Depression is a clinically significant risk factor for developing coronary heart disease, especially in men and women aged 25–50, according to an analysis of a national family database at the Karolinska Institute, Stockholm.
Data from the family coronary heart disease (CHD) database at the institute were used to identify all people in Sweden aged 25–64 at the onset of depression, and aged 25–79 at the onset of nonfatal CHD from 1987 to 2001, reported Jan Sunquist, Ph.D., and colleagues from the Center for Family and Community Medicine, Huddinge, Sweden (Am. J. Prev. Med. 2005;29:428–33).
Significant standardized incidence ratio (SIR) for CHD in depressive patients was greatest in the 25–39 age group in both men (SIR = 2.97) and women (SIR = 3.04) and remained significant after adjustment for socioeconomic status in all age groups for both men and women—except for those in the 70–79 age group.
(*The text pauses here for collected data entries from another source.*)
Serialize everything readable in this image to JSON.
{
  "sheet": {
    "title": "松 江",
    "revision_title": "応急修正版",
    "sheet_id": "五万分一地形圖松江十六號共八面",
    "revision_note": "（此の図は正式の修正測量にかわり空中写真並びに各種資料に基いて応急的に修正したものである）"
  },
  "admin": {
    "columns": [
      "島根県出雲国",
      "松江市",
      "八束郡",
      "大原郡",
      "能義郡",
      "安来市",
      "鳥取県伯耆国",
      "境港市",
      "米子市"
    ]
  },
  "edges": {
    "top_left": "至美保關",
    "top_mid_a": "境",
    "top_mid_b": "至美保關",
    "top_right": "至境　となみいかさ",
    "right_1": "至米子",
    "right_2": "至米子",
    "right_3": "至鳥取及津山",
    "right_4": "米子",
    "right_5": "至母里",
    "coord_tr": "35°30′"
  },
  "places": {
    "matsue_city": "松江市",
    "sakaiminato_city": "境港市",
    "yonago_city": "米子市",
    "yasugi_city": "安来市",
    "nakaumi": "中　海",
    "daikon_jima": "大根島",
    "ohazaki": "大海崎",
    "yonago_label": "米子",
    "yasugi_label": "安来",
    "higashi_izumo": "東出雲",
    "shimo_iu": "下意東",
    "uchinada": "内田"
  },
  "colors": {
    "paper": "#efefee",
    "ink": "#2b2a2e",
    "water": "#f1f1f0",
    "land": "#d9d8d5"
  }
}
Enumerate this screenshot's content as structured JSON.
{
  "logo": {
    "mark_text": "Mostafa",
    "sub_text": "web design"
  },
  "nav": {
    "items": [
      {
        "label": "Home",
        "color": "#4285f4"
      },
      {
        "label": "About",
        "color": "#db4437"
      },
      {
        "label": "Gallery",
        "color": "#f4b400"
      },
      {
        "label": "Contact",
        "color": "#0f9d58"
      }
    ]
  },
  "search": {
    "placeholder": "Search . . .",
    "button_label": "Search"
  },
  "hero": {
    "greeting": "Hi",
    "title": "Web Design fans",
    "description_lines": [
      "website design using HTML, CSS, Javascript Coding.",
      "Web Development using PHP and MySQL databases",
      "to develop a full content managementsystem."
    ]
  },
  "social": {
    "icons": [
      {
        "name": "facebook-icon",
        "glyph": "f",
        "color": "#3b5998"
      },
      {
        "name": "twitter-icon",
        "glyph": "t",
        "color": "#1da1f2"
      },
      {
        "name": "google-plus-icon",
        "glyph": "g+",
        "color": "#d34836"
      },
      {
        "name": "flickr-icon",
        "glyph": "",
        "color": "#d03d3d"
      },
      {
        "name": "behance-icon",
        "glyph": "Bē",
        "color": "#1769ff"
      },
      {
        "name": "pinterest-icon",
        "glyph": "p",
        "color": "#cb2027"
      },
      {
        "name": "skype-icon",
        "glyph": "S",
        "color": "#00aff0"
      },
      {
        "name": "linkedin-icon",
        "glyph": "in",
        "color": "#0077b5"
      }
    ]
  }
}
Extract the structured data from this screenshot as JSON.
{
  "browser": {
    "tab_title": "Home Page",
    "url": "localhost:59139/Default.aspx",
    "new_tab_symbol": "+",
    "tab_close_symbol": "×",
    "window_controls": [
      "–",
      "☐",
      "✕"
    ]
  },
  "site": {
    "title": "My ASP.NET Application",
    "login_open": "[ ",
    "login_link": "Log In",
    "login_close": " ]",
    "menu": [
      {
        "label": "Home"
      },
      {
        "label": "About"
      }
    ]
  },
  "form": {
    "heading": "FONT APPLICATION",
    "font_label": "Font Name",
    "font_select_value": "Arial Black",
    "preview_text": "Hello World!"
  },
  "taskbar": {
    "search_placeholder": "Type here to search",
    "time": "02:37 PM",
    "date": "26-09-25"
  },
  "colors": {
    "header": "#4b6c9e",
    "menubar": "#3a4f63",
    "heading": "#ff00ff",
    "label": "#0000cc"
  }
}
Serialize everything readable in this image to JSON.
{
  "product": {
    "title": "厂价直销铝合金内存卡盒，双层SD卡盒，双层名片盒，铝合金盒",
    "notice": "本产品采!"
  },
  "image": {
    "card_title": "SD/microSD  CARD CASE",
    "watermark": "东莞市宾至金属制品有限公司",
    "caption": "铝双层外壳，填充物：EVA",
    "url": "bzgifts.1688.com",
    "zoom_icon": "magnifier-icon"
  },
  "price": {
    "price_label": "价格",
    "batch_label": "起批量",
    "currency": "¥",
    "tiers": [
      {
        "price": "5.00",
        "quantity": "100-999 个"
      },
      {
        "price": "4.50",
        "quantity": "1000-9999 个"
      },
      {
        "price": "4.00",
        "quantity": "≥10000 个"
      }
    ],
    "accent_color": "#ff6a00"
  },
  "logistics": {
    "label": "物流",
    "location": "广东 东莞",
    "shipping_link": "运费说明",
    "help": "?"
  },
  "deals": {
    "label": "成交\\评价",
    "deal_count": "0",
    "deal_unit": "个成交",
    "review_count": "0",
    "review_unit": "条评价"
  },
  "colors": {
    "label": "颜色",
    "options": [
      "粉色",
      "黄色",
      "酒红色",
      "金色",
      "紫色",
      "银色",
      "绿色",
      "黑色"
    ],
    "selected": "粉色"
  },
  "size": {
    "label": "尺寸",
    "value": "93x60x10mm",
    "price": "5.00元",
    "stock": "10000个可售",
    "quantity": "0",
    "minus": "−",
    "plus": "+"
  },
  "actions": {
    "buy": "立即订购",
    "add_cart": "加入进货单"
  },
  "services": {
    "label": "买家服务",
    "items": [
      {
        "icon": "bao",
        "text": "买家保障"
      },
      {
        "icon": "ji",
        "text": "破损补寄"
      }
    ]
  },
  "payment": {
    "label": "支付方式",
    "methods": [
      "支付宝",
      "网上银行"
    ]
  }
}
Two groups of patients were compared from the larger database. The first group studied had been hospitalized for depression, followed by CHD hospitalization (n = 1,916). The second group only had been hospitalized for nonfatal CHD (n = 425,495). Both depression and CHD had to be diagnosed based on World Health Organization ICD criteria.
The researchers believe that their results have important clinical implications for preventive care. “Primary health care teams meet patients with depression, and it is important that they treat depression as an individual and independent CHD risk factor,” the researchers wrote.